Am 10. Oktober 2019 berichteten wir im Blog über das bis dato noch unveröffentlichte Konzept der Datenschutzaufsichtsbehörden zur Bußgeldzumessung bei Verstößen gegen die DSGVO. Nunmehr hat Datenschutzkonferenz (DSK) am 16. Oktober 2019 und damit früher als angekündigt, das Konzept veröffentlicht (hier abrufbar). Wie bereits berichtet (Datenschutzaufsichtsbehörden erarbeiten Konzept zur Bußgeldbemessung bei Verstößen gegen die DSGVO), sieht das Konzept eine komplexe Rechenformel vor, die in Zukunft zu deutlich höheren Geldbußen bei Datenschutzverstößen führen wird. Der vorliegende Beitrag gibt einen Überblick.
Die Verhängung von Geldbußen bei Verstößen gegen die Vorgaben der DSGVO richtet sich nach Art. 83 DSGVO. Danach sollen die zu verhängenden Geldbußen „in jedem Einzelfall wirksam, verhältnismäßig und abschreckend“ sein.

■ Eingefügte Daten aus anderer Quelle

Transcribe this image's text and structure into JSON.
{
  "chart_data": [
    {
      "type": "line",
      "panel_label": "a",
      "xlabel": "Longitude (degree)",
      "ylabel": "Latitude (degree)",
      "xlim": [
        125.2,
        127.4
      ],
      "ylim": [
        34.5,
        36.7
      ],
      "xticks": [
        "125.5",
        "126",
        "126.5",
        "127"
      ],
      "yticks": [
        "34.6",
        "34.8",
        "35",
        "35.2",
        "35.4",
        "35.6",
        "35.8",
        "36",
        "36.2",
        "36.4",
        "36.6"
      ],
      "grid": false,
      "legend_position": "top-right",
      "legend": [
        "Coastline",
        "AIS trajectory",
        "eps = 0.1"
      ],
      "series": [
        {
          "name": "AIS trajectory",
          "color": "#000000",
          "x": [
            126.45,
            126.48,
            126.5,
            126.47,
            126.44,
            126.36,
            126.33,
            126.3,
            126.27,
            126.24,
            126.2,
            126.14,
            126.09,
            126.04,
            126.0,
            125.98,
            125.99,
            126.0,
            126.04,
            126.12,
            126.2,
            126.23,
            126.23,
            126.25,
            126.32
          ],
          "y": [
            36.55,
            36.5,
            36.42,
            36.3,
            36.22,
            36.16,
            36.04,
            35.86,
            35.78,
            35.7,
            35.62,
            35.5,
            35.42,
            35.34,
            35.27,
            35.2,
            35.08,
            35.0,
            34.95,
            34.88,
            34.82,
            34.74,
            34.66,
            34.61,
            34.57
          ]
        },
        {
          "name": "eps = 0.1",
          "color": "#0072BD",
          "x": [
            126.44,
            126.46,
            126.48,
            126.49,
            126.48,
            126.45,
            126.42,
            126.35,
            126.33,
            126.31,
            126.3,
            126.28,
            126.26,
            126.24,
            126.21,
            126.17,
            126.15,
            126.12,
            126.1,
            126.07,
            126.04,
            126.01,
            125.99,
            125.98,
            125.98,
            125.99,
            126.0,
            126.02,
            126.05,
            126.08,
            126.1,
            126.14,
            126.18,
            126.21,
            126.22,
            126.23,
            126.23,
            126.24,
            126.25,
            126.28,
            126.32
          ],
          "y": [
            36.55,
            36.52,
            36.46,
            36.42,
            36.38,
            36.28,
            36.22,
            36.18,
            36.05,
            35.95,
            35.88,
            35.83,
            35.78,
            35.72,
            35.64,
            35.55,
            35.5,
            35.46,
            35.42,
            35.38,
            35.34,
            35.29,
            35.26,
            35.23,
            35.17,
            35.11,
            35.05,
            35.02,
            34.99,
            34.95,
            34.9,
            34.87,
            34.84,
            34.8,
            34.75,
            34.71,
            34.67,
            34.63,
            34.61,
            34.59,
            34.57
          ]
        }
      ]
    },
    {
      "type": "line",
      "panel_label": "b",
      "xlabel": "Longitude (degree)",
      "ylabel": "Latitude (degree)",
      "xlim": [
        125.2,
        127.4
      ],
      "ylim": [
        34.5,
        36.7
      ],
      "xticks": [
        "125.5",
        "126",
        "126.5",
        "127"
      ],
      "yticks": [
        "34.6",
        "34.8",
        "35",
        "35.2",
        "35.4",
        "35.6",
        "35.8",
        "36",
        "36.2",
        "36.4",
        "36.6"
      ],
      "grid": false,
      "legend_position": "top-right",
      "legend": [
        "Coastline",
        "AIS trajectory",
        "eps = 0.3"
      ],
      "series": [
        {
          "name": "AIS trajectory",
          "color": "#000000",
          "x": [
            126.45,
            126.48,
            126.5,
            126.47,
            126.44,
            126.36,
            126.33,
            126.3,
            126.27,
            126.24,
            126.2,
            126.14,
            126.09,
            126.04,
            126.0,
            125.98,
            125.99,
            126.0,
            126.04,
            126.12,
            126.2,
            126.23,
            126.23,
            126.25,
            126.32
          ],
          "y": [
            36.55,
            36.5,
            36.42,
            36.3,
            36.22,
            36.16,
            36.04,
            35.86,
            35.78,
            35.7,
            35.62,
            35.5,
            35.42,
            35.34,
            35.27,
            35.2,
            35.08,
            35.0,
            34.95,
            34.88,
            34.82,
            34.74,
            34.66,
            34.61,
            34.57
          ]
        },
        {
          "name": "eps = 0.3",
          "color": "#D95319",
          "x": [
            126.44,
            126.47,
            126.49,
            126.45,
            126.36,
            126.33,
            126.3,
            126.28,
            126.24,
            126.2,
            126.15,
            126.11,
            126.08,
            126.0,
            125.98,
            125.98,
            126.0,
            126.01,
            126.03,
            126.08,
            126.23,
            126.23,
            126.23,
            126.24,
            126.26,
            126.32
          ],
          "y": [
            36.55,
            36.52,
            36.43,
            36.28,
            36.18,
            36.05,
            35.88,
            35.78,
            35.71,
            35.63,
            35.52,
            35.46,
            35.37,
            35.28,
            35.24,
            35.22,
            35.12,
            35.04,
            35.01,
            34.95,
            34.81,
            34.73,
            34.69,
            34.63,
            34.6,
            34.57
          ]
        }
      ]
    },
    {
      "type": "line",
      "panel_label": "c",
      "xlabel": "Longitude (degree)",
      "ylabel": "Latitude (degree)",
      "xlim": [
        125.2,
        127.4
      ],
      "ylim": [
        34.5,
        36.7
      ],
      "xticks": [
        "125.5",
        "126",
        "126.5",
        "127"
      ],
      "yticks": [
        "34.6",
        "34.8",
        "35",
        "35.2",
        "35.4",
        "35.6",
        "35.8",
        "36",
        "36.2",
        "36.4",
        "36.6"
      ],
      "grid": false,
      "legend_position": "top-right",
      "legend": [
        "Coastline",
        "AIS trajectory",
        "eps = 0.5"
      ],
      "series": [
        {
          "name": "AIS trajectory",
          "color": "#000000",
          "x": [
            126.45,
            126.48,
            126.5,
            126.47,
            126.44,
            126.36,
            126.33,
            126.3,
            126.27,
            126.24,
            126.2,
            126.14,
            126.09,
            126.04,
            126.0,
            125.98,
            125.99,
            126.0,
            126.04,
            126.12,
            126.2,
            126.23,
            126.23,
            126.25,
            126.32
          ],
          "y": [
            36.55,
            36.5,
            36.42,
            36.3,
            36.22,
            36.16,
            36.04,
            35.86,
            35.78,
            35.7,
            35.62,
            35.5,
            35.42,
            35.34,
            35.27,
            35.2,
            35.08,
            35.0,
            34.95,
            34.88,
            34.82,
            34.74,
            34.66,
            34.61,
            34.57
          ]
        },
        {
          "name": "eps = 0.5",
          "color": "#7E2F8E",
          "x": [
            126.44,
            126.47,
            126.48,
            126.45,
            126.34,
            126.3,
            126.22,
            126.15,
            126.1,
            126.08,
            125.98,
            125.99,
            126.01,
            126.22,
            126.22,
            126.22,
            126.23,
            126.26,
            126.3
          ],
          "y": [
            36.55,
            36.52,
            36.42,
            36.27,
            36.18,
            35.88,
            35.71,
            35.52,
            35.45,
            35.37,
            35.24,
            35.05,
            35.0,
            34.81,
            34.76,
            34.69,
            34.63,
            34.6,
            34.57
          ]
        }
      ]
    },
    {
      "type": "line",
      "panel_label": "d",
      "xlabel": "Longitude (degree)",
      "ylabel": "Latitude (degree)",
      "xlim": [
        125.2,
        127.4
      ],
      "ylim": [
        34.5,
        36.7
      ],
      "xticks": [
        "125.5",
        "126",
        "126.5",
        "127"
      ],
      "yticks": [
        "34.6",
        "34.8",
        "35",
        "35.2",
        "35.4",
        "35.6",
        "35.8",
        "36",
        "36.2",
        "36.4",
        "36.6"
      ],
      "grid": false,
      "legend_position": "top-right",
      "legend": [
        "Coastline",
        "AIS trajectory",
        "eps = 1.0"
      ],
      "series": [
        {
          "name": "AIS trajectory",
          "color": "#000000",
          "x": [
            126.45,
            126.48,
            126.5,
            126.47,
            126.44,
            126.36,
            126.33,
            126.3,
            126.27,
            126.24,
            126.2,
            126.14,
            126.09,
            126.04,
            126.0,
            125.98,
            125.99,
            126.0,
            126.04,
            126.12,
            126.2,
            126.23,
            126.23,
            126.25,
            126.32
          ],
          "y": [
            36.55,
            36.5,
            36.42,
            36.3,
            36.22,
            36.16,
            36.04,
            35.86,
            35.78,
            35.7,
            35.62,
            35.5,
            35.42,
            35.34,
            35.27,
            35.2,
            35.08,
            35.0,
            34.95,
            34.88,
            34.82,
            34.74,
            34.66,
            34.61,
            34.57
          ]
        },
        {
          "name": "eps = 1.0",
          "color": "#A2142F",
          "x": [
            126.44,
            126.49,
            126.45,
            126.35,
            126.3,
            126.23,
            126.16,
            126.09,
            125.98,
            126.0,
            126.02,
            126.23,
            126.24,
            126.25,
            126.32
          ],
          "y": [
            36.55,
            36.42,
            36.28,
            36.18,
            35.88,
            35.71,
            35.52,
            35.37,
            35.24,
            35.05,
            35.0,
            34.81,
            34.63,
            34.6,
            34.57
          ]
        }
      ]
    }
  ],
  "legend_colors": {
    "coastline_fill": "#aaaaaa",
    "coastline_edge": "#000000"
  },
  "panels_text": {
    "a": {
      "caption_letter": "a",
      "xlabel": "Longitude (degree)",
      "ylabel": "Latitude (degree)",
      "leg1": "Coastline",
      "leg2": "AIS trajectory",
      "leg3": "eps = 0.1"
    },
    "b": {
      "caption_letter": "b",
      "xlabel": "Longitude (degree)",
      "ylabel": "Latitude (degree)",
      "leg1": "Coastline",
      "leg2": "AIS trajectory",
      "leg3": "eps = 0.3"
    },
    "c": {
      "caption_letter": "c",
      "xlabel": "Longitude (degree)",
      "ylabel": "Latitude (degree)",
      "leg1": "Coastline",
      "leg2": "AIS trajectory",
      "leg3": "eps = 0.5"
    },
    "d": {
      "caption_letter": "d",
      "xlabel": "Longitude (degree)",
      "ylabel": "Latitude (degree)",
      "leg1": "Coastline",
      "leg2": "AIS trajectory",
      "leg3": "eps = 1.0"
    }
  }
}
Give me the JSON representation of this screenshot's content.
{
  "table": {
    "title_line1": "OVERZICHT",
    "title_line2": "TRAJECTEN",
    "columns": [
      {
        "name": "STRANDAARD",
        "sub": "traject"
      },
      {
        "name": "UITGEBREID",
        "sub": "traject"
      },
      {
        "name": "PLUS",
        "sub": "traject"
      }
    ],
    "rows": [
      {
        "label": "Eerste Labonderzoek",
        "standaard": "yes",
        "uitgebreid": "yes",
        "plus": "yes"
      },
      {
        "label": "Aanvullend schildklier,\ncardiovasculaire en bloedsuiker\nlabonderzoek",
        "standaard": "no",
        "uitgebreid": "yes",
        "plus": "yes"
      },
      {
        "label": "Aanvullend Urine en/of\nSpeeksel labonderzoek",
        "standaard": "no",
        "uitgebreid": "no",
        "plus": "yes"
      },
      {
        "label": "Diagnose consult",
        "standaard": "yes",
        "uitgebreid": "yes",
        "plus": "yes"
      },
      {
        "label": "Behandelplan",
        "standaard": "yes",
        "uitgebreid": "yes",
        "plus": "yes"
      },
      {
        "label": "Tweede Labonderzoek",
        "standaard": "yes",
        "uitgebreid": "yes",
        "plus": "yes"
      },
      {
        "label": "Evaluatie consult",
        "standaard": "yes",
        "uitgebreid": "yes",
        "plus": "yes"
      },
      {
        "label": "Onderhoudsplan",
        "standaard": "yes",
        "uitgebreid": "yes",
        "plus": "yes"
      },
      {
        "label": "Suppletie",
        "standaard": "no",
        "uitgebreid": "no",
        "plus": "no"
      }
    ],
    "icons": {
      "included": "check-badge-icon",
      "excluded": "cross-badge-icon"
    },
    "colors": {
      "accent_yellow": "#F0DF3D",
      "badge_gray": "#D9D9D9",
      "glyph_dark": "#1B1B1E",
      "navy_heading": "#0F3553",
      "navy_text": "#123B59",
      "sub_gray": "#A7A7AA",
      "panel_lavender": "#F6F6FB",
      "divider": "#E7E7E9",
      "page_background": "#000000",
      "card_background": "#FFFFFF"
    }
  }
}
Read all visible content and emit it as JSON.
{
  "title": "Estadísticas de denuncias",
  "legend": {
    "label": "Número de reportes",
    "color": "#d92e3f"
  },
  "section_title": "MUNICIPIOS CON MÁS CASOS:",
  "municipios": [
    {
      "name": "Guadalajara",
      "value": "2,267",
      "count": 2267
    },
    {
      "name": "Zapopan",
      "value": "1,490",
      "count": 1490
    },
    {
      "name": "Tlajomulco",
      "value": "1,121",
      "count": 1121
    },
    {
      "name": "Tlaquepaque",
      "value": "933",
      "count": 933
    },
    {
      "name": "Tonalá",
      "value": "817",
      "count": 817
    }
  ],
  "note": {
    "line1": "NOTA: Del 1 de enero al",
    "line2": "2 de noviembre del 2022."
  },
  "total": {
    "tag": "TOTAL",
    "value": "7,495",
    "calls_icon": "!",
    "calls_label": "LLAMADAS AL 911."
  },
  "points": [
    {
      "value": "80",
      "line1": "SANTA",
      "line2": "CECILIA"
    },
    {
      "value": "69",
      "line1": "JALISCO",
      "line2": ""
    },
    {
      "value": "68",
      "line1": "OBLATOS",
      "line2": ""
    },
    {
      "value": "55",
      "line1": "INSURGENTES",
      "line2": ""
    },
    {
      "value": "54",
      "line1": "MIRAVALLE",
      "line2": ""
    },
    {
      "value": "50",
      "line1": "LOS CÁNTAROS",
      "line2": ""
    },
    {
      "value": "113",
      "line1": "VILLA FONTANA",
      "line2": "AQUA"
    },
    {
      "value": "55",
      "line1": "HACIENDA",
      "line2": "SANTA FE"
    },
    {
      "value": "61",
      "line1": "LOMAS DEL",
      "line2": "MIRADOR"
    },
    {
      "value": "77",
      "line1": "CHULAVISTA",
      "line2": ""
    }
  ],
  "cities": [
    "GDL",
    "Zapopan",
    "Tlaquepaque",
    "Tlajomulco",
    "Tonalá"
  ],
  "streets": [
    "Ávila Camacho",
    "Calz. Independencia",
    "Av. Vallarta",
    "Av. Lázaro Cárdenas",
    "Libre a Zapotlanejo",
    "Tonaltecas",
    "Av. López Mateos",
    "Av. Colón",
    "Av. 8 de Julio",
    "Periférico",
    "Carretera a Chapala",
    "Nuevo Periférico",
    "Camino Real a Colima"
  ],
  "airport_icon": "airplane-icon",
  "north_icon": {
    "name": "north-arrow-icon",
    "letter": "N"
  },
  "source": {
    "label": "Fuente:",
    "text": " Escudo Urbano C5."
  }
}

Je nach den konkreten Umständen des Einzelfalls werden sie neben oder anstelle von Maßnahmen nach Art. 58 Abs. 2 DSGVO verhängt (Art. 83 Abs. 2 Satz 1 DSGVO). Art. 83 Abs. 2 Satz 2 DSGVO sieht für die Bemessung der Bußgeldhöhe eine Vielzahl von Kriterien vor. Die Höhe der Geldbuße kann bis zu EUR 20 Mio. oder bis zu vier Prozent des gesamten weltweit erzielten Jahresumsatzes der Unternehmensgruppe im vorangegangenen Geschäftsjahr betragen, wenn dieser Betrag höher ist (vgl. Art. 83 Abs. 4 bis 6 DSGVO).
Top-Geldbußen nach DSGVO
Mit Pressemitteilung vom 16. Oktober 2019 führt die DSK aus, dass mit dem Konzept „ein Beitrag zur Transparenz im Hinblick auf die Durchsetzung des Datenschutzrechts geleistet werden“ soll. Insbesondere sollen „Verantwortliche und Auftragsverarbeiter in die Lage“ versetzt werden, „die Entscheidungen der Aufsichtsbehörden nachzuvollziehen“. Dabei soll das Konzept nur eine vorübergehende Wirkung entfalten, nämlich solange, bis eine europäische Regelung durch den Europäischen Datenschutzausschuss (EDSA) getroffen wurde. Dem Protokoll der 2. Zwischenkonferenz 2019 am 25. Juni 2019 in Mainz zufolge wurde ein Entwurf des Konzepts bereits der Taskforce Finings des EDSA vorgestellt und sei dort „auf Interesse gestoßen“.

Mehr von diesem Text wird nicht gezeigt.